Some thing I did in an attempt to optimize were to have single HOG extraction with patch extraction. I implemented a frame buffer with thresholding so I could carry heat map hits through frames and smoothen out with fewer windows. I downsampled on my spatial binning dimensions.
Here are a few images of my pipeline from when I was tuning:
####1. Provide a link to your final video output. Your pipeline should perform reasonably well on the entire project video (somewhat wobbly or unstable bounding boxes are ok as long as you are identifying the vehicles most of the time with minimal false positives.) Here's a ./project_videoSUBMIT.mp4
####2. Describe how (and identify where in your code) you implemented some kind of filter for false positives and some method for combining overlapping bounding boxes.
I used heat map bounding box assignment with scipy.ndimage.measurements.label
. The heat map is incremented at line 85 of trackerDriver.py
for positive predictions and the boundary positions are determined at line 112 and then drawn and returned.
Besides that, I used a buffer and threshold to wash out false positives. This is in the Buffer() class starting at line 92. The buffer parameter is how many frames you want to save and then once the buffer is full it keeps applying the threshold elimination to the element wise sum.
Here is an example of the heatmap in action:
###Discussion
####1. Briefly discuss any problems / issues you faced in your implementation of this project. Where will your pipeline likely fail? What could you do to make it more robust?
One problem I had during the project is keeping track of image and vector shapes as and positional points and how they all relate to each other. i think this takes practice.
Another thing that was extremely hard was getting the right balance of speed and accuracy. One of the most important things I found with performance is trying to get the right window sizes and the right portion of the screen. Smaller steps also make a humongous difference in perforrmance.

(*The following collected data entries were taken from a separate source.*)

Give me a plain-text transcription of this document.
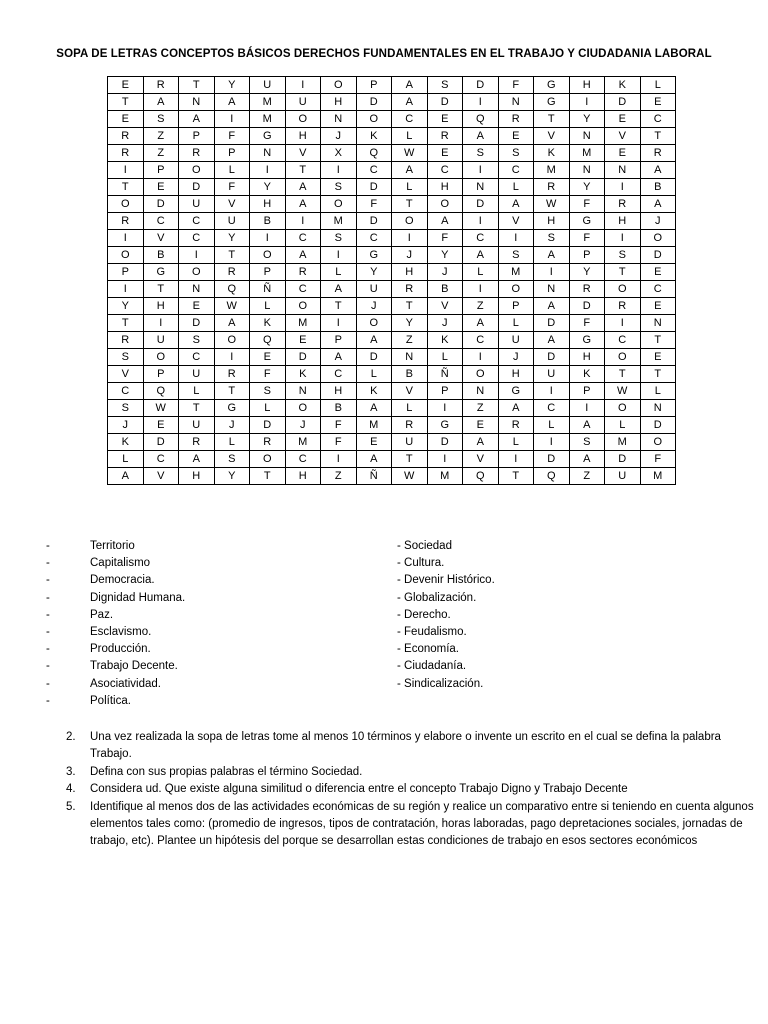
SOPA DE LETRAS CONCEPTOS BÁSICOS DERECHOS FUNDAMENTALES EN EL TRABAJO Y CIUDADANIA LABORAL
E	R	T	Y	U	I	O	P	A	S	D	F	G	H	K	L
T	A	N	A	M	U	H	D	A	D	I	N	G	I	D	E
E	S	A	I	M	O	N	O	C	E	Q	R	T	Y	E	C
R	Z	P	F	G	H	J	K	L	R	A	E	V	N	V	T
R	Z	R	P	N	V	X	Q	W	E	S	S	K	M	E	R
I	P	O	L	I	T	I	C	A	C	I	C	M	N	N	A
T	E	D	F	Y	A	S	D	L	H	N	L	R	Y	I	B
O	D	U	V	H	A	O	F	T	O	D	A	W	F	R	A
R	C	C	U	B	I	M	D	O	A	I	V	H	G	H	J
I	V	C	Y	I	C	S	C	I	F	C	I	S	F	I	O
O	B	I	T	O	A	I	G	J	Y	A	S	A	P	S	D
P	G	O	R	P	R	L	Y	H	J	L	M	I	Y	T	E
I	T	N	Q	Ñ	C	A	U	R	B	I	O	N	R	O	C
Y	H	E	W	L	O	T	J	T	V	Z	P	A	D	R	E
T	I	D	A	K	M	I	O	Y	J	A	L	D	F	I	N
R	U	S	O	Q	E	P	A	Z	K	C	U	A	G	C	T
S	O	C	I	E	D	A	D	N	L	I	J	D	H	O	E
V	P	U	R	F	K	C	L	B	Ñ	O	H	U	K	T	T
C	Q	L	T	S	N	H	K	V	P	N	G	I	P	W	L
S	W	T	G	L	O	B	A	L	I	Z	A	C	I	O	N
J	E	U	J	D	J	F	M	R	G	E	R	L	A	L	D
K	D	R	L	R	M	F	E	U	D	A	L	I	S	M	O
L	C	A	S	O	C	I	A	T	I	V	I	D	A	D	F
A	V	H	Y	T	H	Z	Ñ	W	M	Q	T	Q	Z	U	M
-	Territorio
-	Capitalismo
-	Democracia.
-	Dignidad Humana.
-	Paz.
-	Esclavismo.
-	Producción.
-	Trabajo Decente.
-	Asociatividad.
-	Política.
- Sociedad
- Cultura.
- Devenir Histórico.
- Globalización.
- Derecho.
- Feudalismo.
- Economía.
- Ciudadanía.
- Sindicalización.
2.	Una vez realizada la sopa de letras tome al menos 10 términos y elabore o invente un escrito en el cual se defina la palabra Trabajo.
3.	Defina con sus propias palabras el término Sociedad.
4.	Considera ud. Que existe alguna similitud o diferencia entre el concepto Trabajo Digno y Trabajo Decente
5.	Identifique al menos dos de las actividades económicas de su región y realice un comparativo entre si teniendo en cuenta algunos elementos tales como: (promedio de ingresos, tipos de contratación, horas laboradas, pago depretaciones sociales, jornadas de trabajo, etc). Plantee un hipótesis del porque se desarrollan estas condiciones de trabajo en esos sectores económicos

My pipline will likely fail on hills. That's when the y positioning of vehicles with regard to their perspecitve difference really changes. It would be best to have some sort of adaptive scaling system that could change locations of window planes based on past experience.
One thing that would make my system much more robust would be to have better directional training data. The struggle for the tracking seems to be mostly at angled perspectives.